Themes and Meanings
“Repression” is a poem about the power of repressed memory. It is also a highly serious, accusatory work. As Erich Maria Remarque wrote in Im Westen nichts Neues (1929; All Quiet on the Western Front, 1929), it focuses on a soldier who, while he may have escaped physical harm, was “destroyed by the War.” By tracing this young man’s failure to come to terms with his war experience, Sassoon may be suggesting that the trauma of World War I, mostly fought from muddy, vermin-filled trenches, is so great that it renders any such accommodation impossible.
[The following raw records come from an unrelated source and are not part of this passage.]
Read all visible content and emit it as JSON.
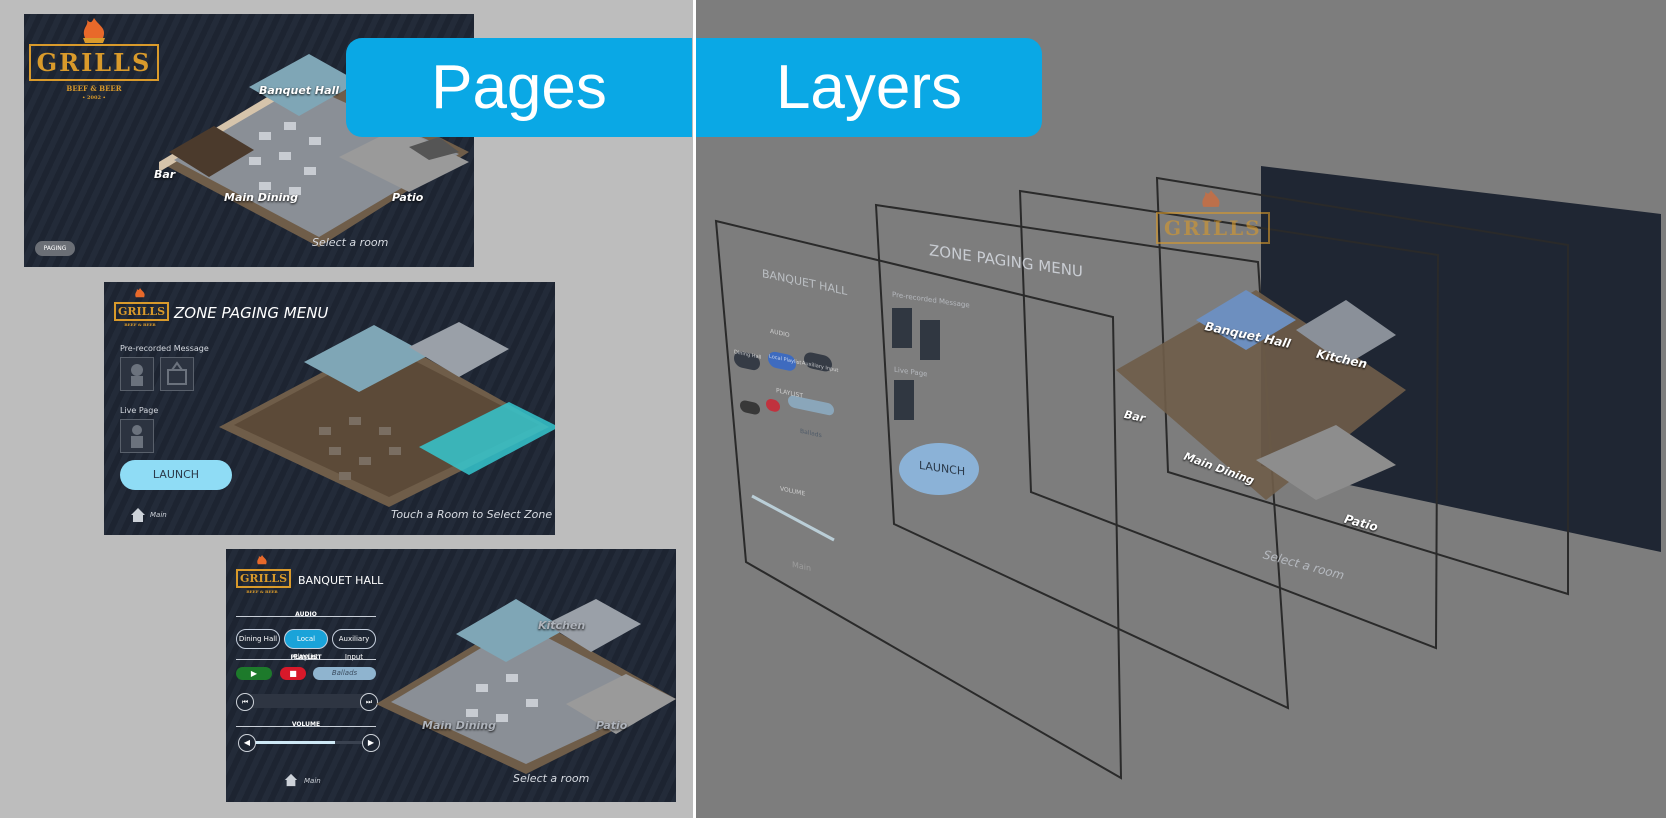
{
  "banners": {
    "pages": "Pages",
    "layers": "Layers"
  },
  "logo": {
    "word": "GRILLS",
    "tagline": "BEEF & BEER",
    "year": "• 2002 •"
  },
  "rooms": {
    "banquet": "Banquet Hall",
    "bar": "Bar",
    "main_dining": "Main Dining",
    "patio": "Patio",
    "kitchen": "Kitchen"
  },
  "screen1": {
    "hint": "Select a room",
    "paging_button": "PAGING"
  },
  "screen2": {
    "title": "ZONE PAGING MENU",
    "prerecorded_label": "Pre-recorded Message",
    "live_label": "Live Page",
    "launch": "LAUNCH",
    "home_label": "Main",
    "hint": "Touch a Room to Select Zone"
  },
  "screen3": {
    "title": "BANQUET HALL",
    "audio_label": "AUDIO",
    "sources": [
      "Dining Hall",
      "Local Playlist",
      "Auxiliary Input"
    ],
    "playlist_label": "PLAYLIST",
    "playlist_value": "Ballads",
    "volume_label": "VOLUME",
    "volume_level": 0.75,
    "home_label": "Main",
    "hint": "Select a room"
  },
  "layers": {
    "l1_title": "BANQUET HALL",
    "l1_audio": "AUDIO",
    "l1_sources": [
      "Dining Hall",
      "Local Playlist",
      "Auxiliary Input"
    ],
    "l1_playlist": "PLAYLIST",
    "l1_playlist_value": "Ballads",
    "l1_volume": "VOLUME",
    "l1_home": "Main",
    "l2_title": "ZONE PAGING MENU",
    "l2_prerecorded": "Pre-recorded Message",
    "l2_live": "Live Page",
    "l2_launch": "LAUNCH",
    "l3_hint": "Select a room"
  },
  "colors": {
    "accent": "#0aa8e5",
    "logo": "#d99a2b",
    "launch": "#8fdcf5",
    "play": "#1d7a2b",
    "stop": "#d8192a"
  }
}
This poem differs from other war poems written during this period: Thomas describes the way the war violated the natural order of things, Gurney recaptures particular scenes with painful quietness, and Owen mourns the tragedy of young men killed in battle, while “Repression of War Experience” dramatizes in a particularly direct fashion the manner in which the experience of war can inflict permanent psychic damage so painful that is must be repressed. However, the poem also suggests that the young soldier was not the only one to repress the war, implying that others, perhaps military censors, the press, or those who profited from the war—the “old men with ugly souls”—also engaged in repression, preventing the British public from becoming aware of the futility of continuous, massive bombardments by the guns that “never cease.” Sassoon’s sudden twisting of the reader’s expectation at the end of the poem—the soldier’s descent into madness, which makes the reader feel uncomfortable or perhaps even responsible for the soldier’s breakdown—may suggest that Sassoon saw as his poetic mission the necessity to pierce the dehumanization and complacent patriotism of many people in England during this period. In the end, it is this poem’s direct indictment of the brutal consequences of repression for both the soldiers who fought and those who sent them out to “blunder in/ And scorch their wings” that makes it so powerful.